Roanoke Times Copyright (c) 1995, Landmark Communications, Inc. DATE: THURSDAY, October 14, 1993 TAG: 9310140249 SECTION: SPORTS PAGE: B-1 EDITION: METRO SOURCE: Associated Press DATELINE: PHILADELPHIA LENGTH: Medium
Tommy Greene outpitched Greg Maddux and the refuse-to-lose Phillies again outplayed baseball's best team to beat the Braves 6-3 in Game 6 of the National League Championship Series on Wednesday night and win their first pennant since 1983.
Dave Hollins, Darren Daulton and Mickey Morandini had two-run extra-base hits off Maddux, and Morandini had an even bigger hit that didn't show up in the box score as the Phillies pulled off the impossible and kept the Braves from their third straight World Series appearance.
Only the third team in major-league history to go from last place to the pennant in one year, the Phillies - 30-1 underdogs just to win their division - will play the defending champion Toronto Blue Jays in the World Series beginning Saturday night.
"We never felt that way. All year long we never felt like underdogs," Phillies manager Jim Fregosi said. "It's been an amazing year."
"Ya Gotta Believe" was the Phillies' theme when they last won pennants in 1980 and 1983, but who would have believed this?
Maddux was 15-2 since July 7, and he had embarrassed Greene and the Phillies 14-3 in Game 2. But he couldn't win the biggest game of the season.
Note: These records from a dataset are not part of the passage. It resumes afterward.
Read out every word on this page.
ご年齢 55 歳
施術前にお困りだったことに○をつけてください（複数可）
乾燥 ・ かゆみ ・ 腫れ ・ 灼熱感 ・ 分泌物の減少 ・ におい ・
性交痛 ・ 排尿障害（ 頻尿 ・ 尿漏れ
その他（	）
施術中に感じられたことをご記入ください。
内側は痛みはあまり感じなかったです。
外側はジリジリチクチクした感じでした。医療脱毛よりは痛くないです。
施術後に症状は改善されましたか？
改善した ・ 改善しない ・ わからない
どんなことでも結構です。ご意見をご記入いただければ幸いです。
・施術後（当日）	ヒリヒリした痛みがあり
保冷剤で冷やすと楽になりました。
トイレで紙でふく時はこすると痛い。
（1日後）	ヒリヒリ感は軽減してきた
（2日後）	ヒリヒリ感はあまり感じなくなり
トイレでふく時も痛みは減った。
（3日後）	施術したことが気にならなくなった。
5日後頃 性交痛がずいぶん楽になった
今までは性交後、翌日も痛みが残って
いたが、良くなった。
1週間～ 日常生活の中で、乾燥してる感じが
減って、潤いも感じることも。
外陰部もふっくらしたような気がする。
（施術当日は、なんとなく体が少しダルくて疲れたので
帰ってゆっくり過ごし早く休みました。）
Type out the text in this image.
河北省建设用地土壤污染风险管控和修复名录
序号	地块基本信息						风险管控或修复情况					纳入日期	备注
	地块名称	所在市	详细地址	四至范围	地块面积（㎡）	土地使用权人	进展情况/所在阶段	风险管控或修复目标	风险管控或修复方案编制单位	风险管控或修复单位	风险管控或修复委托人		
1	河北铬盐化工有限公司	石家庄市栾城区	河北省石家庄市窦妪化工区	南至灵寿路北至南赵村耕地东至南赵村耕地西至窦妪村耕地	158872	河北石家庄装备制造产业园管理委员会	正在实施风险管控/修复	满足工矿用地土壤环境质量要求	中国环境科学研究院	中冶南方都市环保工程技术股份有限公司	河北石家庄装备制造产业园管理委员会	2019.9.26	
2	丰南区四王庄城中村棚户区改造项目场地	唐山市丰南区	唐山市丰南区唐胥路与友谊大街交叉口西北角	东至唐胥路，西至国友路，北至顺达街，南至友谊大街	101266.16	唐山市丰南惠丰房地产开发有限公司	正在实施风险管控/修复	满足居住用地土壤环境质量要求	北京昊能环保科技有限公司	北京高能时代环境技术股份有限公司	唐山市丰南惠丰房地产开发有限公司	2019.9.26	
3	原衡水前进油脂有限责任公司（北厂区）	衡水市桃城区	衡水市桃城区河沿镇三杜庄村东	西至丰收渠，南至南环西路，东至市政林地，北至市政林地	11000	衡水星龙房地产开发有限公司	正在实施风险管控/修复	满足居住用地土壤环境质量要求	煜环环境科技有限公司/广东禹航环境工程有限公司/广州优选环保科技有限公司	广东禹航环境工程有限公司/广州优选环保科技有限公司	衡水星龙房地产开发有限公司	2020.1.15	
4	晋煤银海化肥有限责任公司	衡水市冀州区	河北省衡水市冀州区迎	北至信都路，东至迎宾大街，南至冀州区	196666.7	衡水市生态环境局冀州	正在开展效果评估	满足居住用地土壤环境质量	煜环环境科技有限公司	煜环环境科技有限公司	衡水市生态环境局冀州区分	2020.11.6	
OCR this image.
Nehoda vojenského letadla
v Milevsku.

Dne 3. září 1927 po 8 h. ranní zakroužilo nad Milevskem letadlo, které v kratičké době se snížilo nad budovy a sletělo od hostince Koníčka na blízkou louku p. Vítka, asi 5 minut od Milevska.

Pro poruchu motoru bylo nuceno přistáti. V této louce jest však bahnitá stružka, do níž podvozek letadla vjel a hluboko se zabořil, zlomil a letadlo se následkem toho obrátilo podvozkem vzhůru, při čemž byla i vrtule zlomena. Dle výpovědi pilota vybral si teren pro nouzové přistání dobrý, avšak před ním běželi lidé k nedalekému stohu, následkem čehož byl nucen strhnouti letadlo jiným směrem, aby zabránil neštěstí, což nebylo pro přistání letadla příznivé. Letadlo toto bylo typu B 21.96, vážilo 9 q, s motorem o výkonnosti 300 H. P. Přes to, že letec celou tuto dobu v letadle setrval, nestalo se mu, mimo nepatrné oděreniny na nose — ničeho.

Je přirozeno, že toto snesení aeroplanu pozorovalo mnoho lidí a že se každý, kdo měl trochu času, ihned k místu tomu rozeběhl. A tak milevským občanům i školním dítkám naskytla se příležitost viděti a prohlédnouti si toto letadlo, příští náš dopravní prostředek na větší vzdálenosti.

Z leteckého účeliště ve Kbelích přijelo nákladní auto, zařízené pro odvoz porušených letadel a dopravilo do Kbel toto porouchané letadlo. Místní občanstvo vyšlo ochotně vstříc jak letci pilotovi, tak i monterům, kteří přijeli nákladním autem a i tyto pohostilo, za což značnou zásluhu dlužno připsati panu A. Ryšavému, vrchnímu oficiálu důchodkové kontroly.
Now there's no season left for the Braves, whose 104 wins are the most for a non-pennant winner since the 1942 Dodgers.
Greene didn't make it past the third inning of Game 2, but on the biggest night of his life, he made sure the Braves wouldn't make it to Game 7, where they beat Pittsburgh in both 1991 and 1992. Fooling the Braves with off-speed pitches mixed with his hard stuff, he figured out every hitter but Jeff Blauser, who had an RBI single and a two-run homer in the seventh when the Phillies led 6-1.
It was a cataclysmic loss for the Braves, who talked of nothing but winning the World Series after losing there the past two years - only to end up with nothing.
The Braves ended the divisional playoffs like they started them 25 years ago - with a loss. They were upset by the destiny's darling New York Mets in the first divisional playoffs in 1969 and, this time, by an almost-as-big underdog while failing to become the first team since the 1942-44 Cardinals to win three straight pennants. The playoffs will become a four-team, three-division format in 1994.
Maddux was the NL's best starting pitcher, losing only twice in 18 starts and not allowing more than two earned runs in his last 14 starts. But he wasn't the same pitcher after Morandini, the Phillies' second batter of the game, lined a shot off the fleshy portion of his inner right calf only to be thrown out by the second baseman.
Maddux sustained a deep bruise and internal bleeding that required treatment between innings, and while he didn't noticeably limp, he showed uncharacteristic wildness for a pitcher who averages fewer than two walks per start, with the next six pitches out of the strike zone.
Maddux, 6-0 after Braves' losses since the All-Star break, walked Greene on a 3-2 pitch to start the third, and Lenny Dykstra, the only Phillie with a hit in every game, singled to right.
Maddux almost got out of it, getting Morandini - a career .359 hitter against him - and John Kruk to pop up. But Hollins, only 5-for-28 lifetime against Maddux, coaxed another walk to load the bases, and Veterans Stadium was rocking like it was 1980 when Tug McGraw was about to close out the Royals.
Maddux fell behind 2-1 to Daulton and had to throw a fastball. Daulton pulled it down the right-field line for a double, and Greene and Dykstra scored standing up.
Hollins would have scored, too, but the ball bounced over the wall for a ground-rule double, saving the Braves a run when Maddux got Jim Eisenreich to fly out.
The Braves finally got to Greene in the fifth inning when he walked Lemke, who scored on Blauser's two-out single. Blauser got him again in the seventh with a two-run homer, and Greene was lifted for a pinch hitter in the bottom of the inning. He allowed five hits, walked five and struck out five.
Mitch Williams, the Phillies' Wild Thing reliever, had taken three wild rides earlier in the series, but this ninth was smooth sailing with the fans taunting the Braves with their own Tomahawk Chop. He threw a pitch behind Bill Pecota only to strike him out a pitch later and touch off a sea of celebration around the pitcher's mound.
Fans streamed through the mounted police guard to hug the Phillies and motorcycle police ringed the stadium as Dykstra and coach Larry Bowa hugged, wrestled and tossed each other to the turf as 62,502 fans chopped, chanted and cheered the Phillies' fifth pennant-winners in team history.
Fregosi stayed in the dugout and didn't join the on-field celebration.
"It's the players' game," he said. "I was so excited. I just like to watch it. They played all year long. I just looked at their faces and watched them react."